After graduation this Brooklyn native returned to New York to reach for a career on stage and screen. She landed a part in Spike Lee’s 1986 movie She’s Gotta Have It. Talk about a fiery cameo: Singleton starred in a nightmare sequence, playing a vengeful girlfriend who menacingly holds a lit match to protagonist Nola Darling’s mattress.

As Singleton acted more, she also kindled a prime reputation as a theater director and stage manager. But competence can be a curse. “If you’re a stage manager and you’re good, they want to keep you there,” explains Singleton. “I really had to stop and say, ‘OK now, I’m an actress and you need to think of me in those terms.’”

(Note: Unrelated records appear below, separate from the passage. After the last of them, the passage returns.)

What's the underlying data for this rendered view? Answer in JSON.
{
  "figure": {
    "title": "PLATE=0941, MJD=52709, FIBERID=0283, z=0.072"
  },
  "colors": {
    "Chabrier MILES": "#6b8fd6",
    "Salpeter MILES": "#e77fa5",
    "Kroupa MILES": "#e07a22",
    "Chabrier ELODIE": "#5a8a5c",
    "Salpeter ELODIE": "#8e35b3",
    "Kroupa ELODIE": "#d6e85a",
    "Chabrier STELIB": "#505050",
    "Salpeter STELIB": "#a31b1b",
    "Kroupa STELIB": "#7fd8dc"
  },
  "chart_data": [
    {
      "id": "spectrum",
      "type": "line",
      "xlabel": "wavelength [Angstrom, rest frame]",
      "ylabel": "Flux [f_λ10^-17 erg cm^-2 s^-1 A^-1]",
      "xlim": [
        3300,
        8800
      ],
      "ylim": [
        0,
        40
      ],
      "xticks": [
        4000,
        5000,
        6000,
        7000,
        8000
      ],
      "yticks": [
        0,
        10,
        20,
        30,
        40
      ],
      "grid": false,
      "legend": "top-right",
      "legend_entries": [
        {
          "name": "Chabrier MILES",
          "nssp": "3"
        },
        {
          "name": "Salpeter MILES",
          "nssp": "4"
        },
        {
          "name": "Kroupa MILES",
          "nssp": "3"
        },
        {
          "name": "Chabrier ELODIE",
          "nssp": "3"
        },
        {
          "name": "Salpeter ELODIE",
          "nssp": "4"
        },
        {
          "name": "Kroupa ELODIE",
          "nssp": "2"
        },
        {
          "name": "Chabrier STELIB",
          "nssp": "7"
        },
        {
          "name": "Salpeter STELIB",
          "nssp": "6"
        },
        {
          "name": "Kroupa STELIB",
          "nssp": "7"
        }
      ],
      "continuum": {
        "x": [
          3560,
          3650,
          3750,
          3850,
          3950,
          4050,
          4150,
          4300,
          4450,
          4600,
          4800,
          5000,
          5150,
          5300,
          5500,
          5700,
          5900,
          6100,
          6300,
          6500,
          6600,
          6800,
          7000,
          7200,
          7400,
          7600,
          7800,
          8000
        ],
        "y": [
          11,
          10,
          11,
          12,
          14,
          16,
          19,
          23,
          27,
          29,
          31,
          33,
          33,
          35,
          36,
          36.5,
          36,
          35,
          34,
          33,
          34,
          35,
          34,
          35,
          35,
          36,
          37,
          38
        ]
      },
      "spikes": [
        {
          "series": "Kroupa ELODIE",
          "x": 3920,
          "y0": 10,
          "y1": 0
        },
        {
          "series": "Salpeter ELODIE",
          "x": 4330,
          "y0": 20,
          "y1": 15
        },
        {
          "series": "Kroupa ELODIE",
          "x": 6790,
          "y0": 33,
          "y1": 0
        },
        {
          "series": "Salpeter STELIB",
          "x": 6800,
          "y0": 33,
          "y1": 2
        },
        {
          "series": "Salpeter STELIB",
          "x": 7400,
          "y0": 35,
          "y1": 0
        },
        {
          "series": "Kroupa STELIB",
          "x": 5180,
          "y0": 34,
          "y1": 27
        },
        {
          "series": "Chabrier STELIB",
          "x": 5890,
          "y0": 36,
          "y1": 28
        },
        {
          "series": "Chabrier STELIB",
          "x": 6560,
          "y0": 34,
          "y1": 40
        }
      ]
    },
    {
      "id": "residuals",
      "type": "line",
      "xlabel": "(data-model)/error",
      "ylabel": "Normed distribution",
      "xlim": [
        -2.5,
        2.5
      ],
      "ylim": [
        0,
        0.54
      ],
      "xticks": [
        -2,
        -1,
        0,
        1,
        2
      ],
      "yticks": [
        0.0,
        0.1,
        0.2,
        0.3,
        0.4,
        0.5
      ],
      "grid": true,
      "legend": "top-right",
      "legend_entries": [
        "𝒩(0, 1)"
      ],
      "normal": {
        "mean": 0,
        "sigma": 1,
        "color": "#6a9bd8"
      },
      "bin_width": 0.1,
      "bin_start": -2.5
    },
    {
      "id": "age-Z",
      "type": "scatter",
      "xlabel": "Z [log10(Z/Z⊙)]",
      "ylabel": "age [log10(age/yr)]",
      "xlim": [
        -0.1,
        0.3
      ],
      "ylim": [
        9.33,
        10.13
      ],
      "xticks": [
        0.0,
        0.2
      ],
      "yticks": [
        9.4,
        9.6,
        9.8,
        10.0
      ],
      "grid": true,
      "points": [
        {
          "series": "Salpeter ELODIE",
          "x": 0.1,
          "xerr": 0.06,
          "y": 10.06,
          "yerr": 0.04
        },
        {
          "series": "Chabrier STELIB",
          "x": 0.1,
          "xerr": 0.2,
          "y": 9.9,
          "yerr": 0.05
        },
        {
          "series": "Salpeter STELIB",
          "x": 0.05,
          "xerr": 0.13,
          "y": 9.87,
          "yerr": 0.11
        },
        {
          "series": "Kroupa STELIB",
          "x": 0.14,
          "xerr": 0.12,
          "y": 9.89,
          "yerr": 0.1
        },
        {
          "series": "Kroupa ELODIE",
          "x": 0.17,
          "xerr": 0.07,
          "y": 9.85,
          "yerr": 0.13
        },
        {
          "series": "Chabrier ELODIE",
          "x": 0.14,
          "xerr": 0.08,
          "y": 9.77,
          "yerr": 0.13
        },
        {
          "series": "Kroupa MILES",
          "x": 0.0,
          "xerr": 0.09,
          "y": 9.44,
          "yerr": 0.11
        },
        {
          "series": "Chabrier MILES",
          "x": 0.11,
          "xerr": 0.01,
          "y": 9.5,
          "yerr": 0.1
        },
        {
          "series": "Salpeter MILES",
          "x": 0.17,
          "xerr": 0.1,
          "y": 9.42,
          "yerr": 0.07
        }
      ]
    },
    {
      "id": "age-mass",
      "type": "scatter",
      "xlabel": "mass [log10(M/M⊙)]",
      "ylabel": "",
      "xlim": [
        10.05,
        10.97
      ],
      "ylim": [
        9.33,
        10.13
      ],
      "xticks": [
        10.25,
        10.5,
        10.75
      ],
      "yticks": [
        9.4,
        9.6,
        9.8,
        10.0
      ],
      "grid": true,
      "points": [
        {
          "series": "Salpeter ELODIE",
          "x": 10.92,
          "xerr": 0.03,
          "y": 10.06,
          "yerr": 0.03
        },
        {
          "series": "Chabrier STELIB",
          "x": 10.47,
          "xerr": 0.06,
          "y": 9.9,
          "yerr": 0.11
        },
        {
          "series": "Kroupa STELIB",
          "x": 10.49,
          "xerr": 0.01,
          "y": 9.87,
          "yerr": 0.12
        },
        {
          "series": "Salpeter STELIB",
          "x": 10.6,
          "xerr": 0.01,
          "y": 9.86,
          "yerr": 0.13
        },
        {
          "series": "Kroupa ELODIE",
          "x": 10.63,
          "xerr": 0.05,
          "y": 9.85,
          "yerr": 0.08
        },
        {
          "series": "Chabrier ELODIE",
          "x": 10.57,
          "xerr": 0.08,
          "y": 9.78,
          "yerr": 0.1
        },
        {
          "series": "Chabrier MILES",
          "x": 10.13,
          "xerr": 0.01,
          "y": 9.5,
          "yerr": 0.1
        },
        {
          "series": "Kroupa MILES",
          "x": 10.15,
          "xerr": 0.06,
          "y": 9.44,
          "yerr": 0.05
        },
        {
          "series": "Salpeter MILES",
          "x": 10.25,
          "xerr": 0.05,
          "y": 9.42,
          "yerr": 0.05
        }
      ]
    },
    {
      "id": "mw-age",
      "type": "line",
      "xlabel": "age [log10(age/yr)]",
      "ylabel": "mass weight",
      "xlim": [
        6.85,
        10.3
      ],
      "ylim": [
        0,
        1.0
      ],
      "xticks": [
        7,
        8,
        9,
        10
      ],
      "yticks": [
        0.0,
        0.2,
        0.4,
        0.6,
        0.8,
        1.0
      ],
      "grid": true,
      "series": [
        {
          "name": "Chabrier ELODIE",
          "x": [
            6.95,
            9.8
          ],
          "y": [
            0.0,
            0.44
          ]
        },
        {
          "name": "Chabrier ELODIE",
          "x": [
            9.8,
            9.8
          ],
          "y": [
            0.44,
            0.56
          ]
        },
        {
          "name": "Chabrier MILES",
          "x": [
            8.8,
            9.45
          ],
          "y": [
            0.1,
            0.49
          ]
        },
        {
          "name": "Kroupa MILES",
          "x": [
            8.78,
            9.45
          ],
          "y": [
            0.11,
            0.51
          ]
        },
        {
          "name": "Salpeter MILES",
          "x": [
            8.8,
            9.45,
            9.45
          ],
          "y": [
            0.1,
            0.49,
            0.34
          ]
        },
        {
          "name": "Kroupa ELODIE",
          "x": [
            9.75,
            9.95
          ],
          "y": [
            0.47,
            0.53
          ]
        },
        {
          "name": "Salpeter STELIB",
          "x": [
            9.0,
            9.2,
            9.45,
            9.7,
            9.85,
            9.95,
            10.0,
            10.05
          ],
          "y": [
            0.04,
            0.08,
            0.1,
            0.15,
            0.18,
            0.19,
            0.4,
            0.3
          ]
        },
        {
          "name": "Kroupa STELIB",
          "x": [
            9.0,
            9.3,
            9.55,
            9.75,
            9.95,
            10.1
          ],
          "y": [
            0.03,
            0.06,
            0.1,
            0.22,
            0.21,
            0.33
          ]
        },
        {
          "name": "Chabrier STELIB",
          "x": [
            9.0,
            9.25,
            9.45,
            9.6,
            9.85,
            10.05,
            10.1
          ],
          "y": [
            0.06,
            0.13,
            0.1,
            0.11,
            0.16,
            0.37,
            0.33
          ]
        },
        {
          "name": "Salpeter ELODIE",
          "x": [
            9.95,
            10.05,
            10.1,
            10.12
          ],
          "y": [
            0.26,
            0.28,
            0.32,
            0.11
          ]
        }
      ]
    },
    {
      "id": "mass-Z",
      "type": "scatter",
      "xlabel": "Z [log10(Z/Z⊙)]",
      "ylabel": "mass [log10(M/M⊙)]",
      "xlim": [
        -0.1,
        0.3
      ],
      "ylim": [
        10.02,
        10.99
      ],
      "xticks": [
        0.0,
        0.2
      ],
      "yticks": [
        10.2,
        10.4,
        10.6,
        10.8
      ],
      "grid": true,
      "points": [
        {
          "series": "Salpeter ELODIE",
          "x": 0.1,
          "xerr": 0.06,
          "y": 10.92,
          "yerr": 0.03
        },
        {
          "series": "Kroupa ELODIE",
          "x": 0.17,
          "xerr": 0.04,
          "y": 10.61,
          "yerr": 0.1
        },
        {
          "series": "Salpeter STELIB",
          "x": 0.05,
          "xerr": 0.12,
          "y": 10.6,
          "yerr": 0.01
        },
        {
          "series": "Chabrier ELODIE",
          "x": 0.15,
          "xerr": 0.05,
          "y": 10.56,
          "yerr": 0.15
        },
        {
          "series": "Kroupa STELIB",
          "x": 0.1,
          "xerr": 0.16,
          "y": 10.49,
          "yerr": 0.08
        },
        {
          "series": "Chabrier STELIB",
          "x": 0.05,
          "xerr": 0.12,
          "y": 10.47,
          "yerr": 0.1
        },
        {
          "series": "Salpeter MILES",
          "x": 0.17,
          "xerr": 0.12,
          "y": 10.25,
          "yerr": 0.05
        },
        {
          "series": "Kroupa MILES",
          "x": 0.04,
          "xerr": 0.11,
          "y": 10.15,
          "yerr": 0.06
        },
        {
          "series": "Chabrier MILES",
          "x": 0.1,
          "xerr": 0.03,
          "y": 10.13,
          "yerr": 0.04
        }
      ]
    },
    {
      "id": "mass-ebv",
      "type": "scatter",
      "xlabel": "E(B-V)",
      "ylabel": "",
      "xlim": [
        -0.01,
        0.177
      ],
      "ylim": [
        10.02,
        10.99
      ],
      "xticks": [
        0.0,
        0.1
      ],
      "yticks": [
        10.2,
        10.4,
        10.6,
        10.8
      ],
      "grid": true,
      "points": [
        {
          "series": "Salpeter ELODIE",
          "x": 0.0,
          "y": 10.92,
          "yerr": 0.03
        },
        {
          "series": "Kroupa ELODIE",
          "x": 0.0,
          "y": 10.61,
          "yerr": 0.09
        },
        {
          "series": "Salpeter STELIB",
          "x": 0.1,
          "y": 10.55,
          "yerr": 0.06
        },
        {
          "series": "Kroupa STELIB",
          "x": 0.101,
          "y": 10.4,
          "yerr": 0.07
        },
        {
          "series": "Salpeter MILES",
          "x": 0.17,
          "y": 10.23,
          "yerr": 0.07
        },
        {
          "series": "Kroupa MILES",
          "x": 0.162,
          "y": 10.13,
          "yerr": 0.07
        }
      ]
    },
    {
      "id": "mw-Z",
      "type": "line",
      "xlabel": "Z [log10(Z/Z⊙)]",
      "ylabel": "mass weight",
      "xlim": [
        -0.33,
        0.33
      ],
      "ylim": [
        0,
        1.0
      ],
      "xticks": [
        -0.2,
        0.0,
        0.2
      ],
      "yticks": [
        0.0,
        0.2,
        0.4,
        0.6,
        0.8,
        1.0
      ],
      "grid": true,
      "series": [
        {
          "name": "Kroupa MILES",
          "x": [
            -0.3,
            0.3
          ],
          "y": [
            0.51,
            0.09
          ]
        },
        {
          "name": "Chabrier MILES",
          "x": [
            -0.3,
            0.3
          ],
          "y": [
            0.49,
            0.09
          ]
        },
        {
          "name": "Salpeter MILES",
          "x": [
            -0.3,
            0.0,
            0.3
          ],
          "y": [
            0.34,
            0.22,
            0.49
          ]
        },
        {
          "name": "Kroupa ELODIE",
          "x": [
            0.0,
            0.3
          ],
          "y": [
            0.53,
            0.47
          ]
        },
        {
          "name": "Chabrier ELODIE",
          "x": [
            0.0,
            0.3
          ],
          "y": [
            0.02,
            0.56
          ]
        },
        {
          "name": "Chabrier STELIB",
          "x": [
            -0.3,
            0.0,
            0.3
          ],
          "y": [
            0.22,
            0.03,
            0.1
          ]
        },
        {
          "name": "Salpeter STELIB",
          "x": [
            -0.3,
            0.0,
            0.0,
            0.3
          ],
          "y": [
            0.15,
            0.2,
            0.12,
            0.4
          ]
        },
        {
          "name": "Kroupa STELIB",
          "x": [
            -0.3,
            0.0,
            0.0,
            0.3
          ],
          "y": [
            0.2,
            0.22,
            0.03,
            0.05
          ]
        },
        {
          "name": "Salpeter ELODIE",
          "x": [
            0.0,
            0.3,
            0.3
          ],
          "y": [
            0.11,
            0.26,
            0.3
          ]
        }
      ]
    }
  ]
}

This led to a makeover move to Boston. She got a job at a financial services market research firm, where her people skills and stage manager talents converted winningly; she began as a receptionist and worked her way up to the publishing division, and then human resources, staying for 25 years.

Meanwhile, over the decades (often using her vacation time to do the shows), Singleton has made a name for herself in the New England theater scene.

She has acted with the New Repertory Theatre, The Huntington Theatre Co., Commonwealth Shakespeare Co., the American Repertory Theater, Providence Stage and more. Her stage credits include Chekhov’s The Seagull and Shakespeare’s Comedy of Errors, Lynn Nottage’s Intimate Apparel, Melissa Sanchez’s Sonia Flew, the transgender-themed theater piece Home and the six-hour historical epic The Kentucky Cycle.

Singleton has also done commercials and voice-overs, and she can sing, having appeared in musicals such as Rent and Passing Strange. Improv is also in her wheelhouse. At Musical Improv Boston, she has helped whip up three-act musicals on the spot (“so challenging and a ridiculous amount of fun”).

In addition, she coolly played Condoleezza Rice in David Hare’s Stuff Happens (a box office smash for the Zeitgeist Stage Co.) and hotly played Storm, the weather-commanding X-Men character, in the satirical Superheroine Monologues (“also a ridiculous amount of fun”).

In her online profile for StageSource, a networking site for the theater community in Boston, Singleton singles out her Wade Fellowship experience. She first learned about Harold Wade ’68, and Amherst’s history of African-American students, at her own first-year orientation. “That was a very important thing for us to be told that first week: ‘These are the people who came before you, and you should know that these are some of the things that happened, and you may encounter racism while you’re here. You probably will. It hasn’t left the campus.’”

During her 1990–92 fellowship, Singleton came to campus and spoke about the business of being a theatrical professional, “because that’s not something that we talked about in the major when I was there,” she says. “I wanted them to know you really need to think about it as a business like any other.”

Singleton has hosted alumni-mentoring events for students in Boston, too. But the Wade experience is closest to her heart: “I was just very proud of being chosen and being thought of as someone who could carry that mantle.”